Дама, сидящая напротив, почему-то вдруг поднялась и перешла в другое отделение; он посмотрел на пустые свои часики – теперь уже скоро, – и вот он уже поднимался вдоль белой стены, увенчанной ослепительными осколками; летало множество ласточек – а встретившая его на крыльце приятельница покойной особы объяснила ему присутствие груды золы и обугленных бревен в углу сада тем, что ночью случился пожар – пожарные не сразу справились с летящим пламенем, сломали молодую яблоню, и, конечно, никто не выспался. В это время вышла она, в темном вязаном платье (в такую жару!), с блестящим кожаным пояском и цепочкой на шее, в длинных черных чулках, бледненькая, и в самую первую минуту ему показалось, что она слегка подурнела, стала курносее и голенастее, – и хмуро, быстро, с одним только чувством острой нежности к ее трауру, он взял ее за плечо и поцеловал в теплые волосы. «Все могло вспыхнуть», – воскликнула она, подняв розово-озаренное лицо с тенью листьев на лбу и тараща глаза, прозрачно-жидко колеблемые отражением солнца и сада.

Она, довольная, держала его под руку, пока входили в дом следом за громко говорившей хозяйкой, – и естественность уже улетучилась, он уже неловко сгибал свою-не-свою руку – и на пороге гостиной, в которой гремели вошедший вперед монолог и раскрываемые ставни, он руку высвободил и, в виде рассеянной ласки (а в действительности весь на мгновение уйдя в крепкое с ямкой осязание), слегка похлопал ее по бедру – беги, дескать, – и вот уже садился, пристраивал трость, закуривал, искал пепельницу, что-то отвечал – преисполненный дикого ликования.
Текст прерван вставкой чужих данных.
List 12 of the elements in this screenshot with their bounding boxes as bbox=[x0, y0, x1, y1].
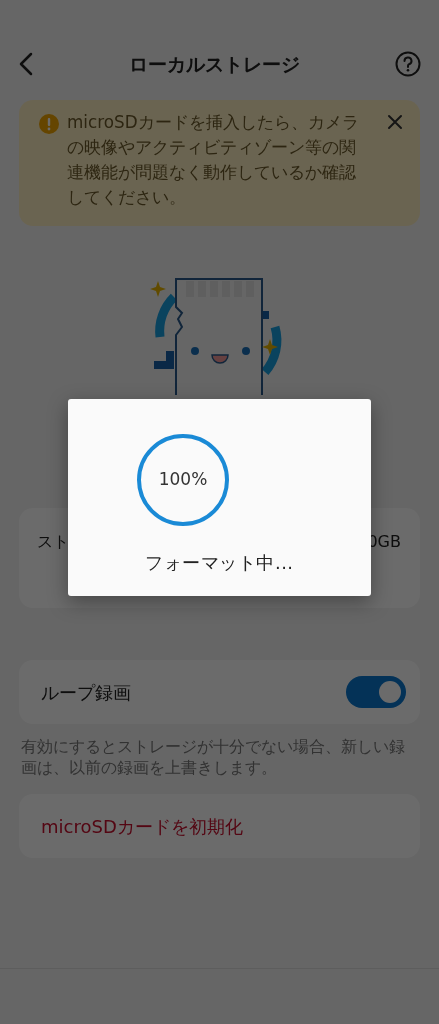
format-card-button[interactable]: microSDカードを初期化 bbox=[19, 794, 420, 858]
loop-recording-label: ループ録画 bbox=[41, 680, 131, 705]
loop-recording-toggle[interactable] bbox=[346, 676, 406, 708]
help-icon[interactable] bbox=[395, 51, 421, 77]
warning-icon bbox=[39, 114, 59, 134]
close-icon[interactable] bbox=[387, 114, 403, 130]
back-icon[interactable] bbox=[18, 52, 34, 76]
page-title: ローカルストレージ bbox=[129, 51, 300, 77]
storage-label: スト bbox=[37, 531, 69, 553]
progress-message: フォーマット中... bbox=[144, 551, 295, 575]
progress-percent: 100% bbox=[157, 468, 209, 491]
warning-text: microSDカードを挿入したら、カメラの映像やアクティビティゾーン等の関連機能が問題なく動作しているか確認してください。 bbox=[67, 111, 360, 209]
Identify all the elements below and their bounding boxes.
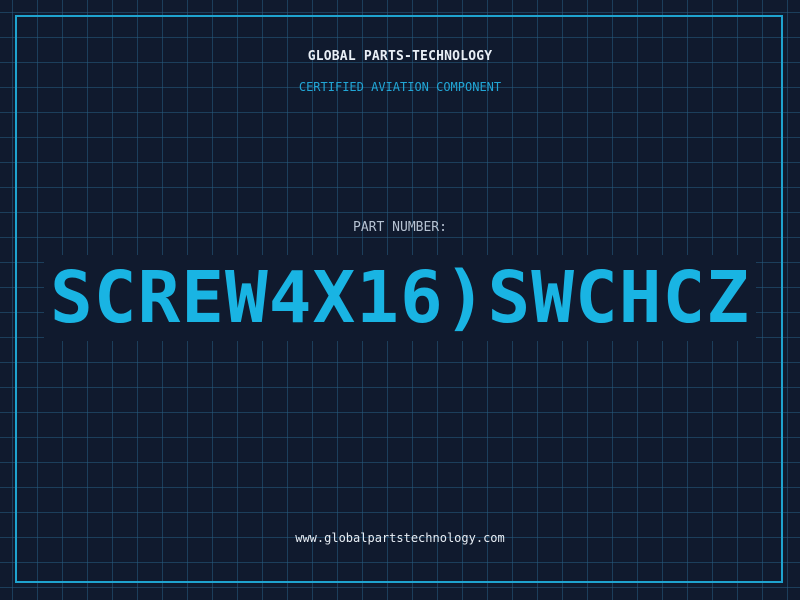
certification-subtitle: CERTIFIED AVIATION COMPONENT bbox=[298, 80, 502, 94]
part-number-label: PART NUMBER: bbox=[353, 220, 447, 235]
company-name: GLOBAL PARTS-TECHNOLOGY bbox=[307, 49, 493, 64]
part-number-text: SCREW4X16)SWCHCZ bbox=[44, 255, 756, 341]
label-card: GLOBAL PARTS-TECHNOLOGY CERTIFIED AVIATI… bbox=[0, 0, 800, 600]
website-url: www.globalpartstechnology.com bbox=[295, 531, 505, 545]
part-number-value: SCREW4X16)SWCHCZ bbox=[0, 255, 800, 341]
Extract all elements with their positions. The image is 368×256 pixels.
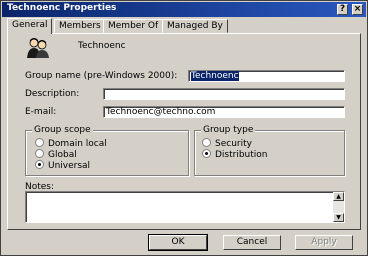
group-name-pre2000-label: Group name (pre-Windows 2000):	[25, 71, 178, 81]
email-label: E-mail:	[25, 107, 57, 117]
radio-security-label: Security	[215, 139, 252, 149]
scroll-down-icon[interactable]: ▼	[333, 213, 344, 222]
properties-dialog: Technoenc Properties ? × General Members…	[0, 0, 368, 256]
group-name-pre2000-field[interactable]: Technoenc	[188, 70, 345, 82]
radio-button-icon	[35, 138, 44, 147]
group-name-heading: Technoenc	[78, 41, 126, 51]
group-name-pre2000-value: Technoenc	[191, 71, 239, 81]
notes-scrollbar[interactable]: ▲ ▼	[333, 192, 344, 222]
title-bar[interactable]: Technoenc Properties ? ×	[2, 2, 366, 17]
radio-button-icon	[202, 138, 211, 147]
tab-general[interactable]: General	[7, 18, 53, 34]
radio-global[interactable]: Global	[35, 149, 77, 160]
radio-domain-local[interactable]: Domain local	[35, 138, 107, 149]
tab-managed-by[interactable]: Managed By	[162, 19, 228, 33]
description-label: Description:	[25, 89, 80, 99]
description-field[interactable]	[103, 88, 345, 100]
tab-member-of[interactable]: Member Of	[103, 19, 164, 33]
radio-security[interactable]: Security	[202, 138, 252, 149]
apply-button[interactable]: Apply	[295, 235, 353, 250]
radio-universal[interactable]: Universal	[35, 160, 90, 171]
ok-button[interactable]: OK	[148, 234, 208, 251]
tab-members[interactable]: Members	[54, 19, 106, 33]
cancel-button[interactable]: Cancel	[223, 235, 281, 250]
radio-distribution[interactable]: Distribution	[202, 149, 268, 160]
radio-distribution-label: Distribution	[215, 150, 268, 160]
close-button[interactable]: ×	[352, 4, 363, 15]
group-type-legend: Group type	[201, 125, 256, 135]
radio-button-selected-icon	[202, 149, 211, 158]
radio-button-selected-icon	[35, 160, 44, 169]
radio-domain-local-label: Domain local	[48, 139, 107, 149]
radio-button-icon	[35, 149, 44, 158]
window-title: Technoenc Properties	[7, 3, 117, 13]
notes-textarea[interactable]: ▲ ▼	[25, 191, 345, 223]
radio-global-label: Global	[48, 150, 77, 160]
radio-universal-label: Universal	[48, 161, 91, 171]
help-button[interactable]: ?	[337, 4, 348, 15]
email-field[interactable]: Technoenc@techno.com	[103, 106, 345, 118]
group-scope-legend: Group scope	[32, 125, 93, 135]
group-users-icon	[27, 38, 49, 58]
scroll-up-icon[interactable]: ▲	[333, 192, 344, 201]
От чайку он отказался, объяснив, что сейчас появится заказанный на вокзале автомобиль, что туда уже погружены его чемоданы (эта подробность, как бывает во сне, имела какой-то мелькающий смысл) и что: «Покатим с тобой к морю!» – почти выкрикнул он по направлению девочки, которая, оборотясь на ходу, чуть не упала с треском через табурет, но мгновенно выправила молодое равновесие, повернулась и села, покрыв табурет опавшей юбкой. «Что?» – спросила она, отводя волосы и косясь на хозяйку (табурет уже раз был сломан). Он повторил. Она радостно подняла брови – не думала, что случится именно так, и сегодня же. «Я-то надеялась, – солгала хозяйка, – что вы у нас переночуете». – «О нет, – крикнула девочка, шаркающим скольжением подлетая к нему, и продолжала неожиданной скороговоркой: – А как вы считаете, я скоро научусь плавать, – одна моя подруга говорит, что можно сразу, то есть нужно сперва только научиться не бояться – а это берет месяц…» – но хозяйка уже толкала ее в локоть, чтобы она доуложила с Марией то, что приготовлено слева в шкафу.

«Признаюсь, не завидую вам, – сказала сдававшая должность, когда девочка выбежала. – Последнее время, особенно после гриппа, у нее бывают всякие вспышки и капризы, на днях нагрубила мне – трудный возраст. Вообще, мне кажется, хорошо бы, если бы вы взяли к ней пока что какую-нибудь барышню, а осенью – в хороший католический интернат. Смерть матери она переживает, как видите, довольно легко – да, может быть, не показывает – не знаю… Кончилось наше совместное житье… Я вам, кстати, еще осталась… Нет-нет, полноте, как же… Да, он только к семи приходит со службы – будет очень жалеть… Жизнь – ничего не поделаешь! Она-то, бедняжка, во всяком случае, на небесах спокойна, да и у вас лучше вид – а если бы не наша встреча… Просто не вижу, как бы я содержала чужого ребенка, а из сиротских приютов прямой шаг сами знаете куда. Вот я поэтому всегда и говорю: жизнь – одно слово. Помните, как мы с вами – на скамейке – помните? Мне-то в голову не приходило, что она может найти второго, – а все-таки – мое женское чутье: что-то в вас было тоскующее – именно по такой пристани».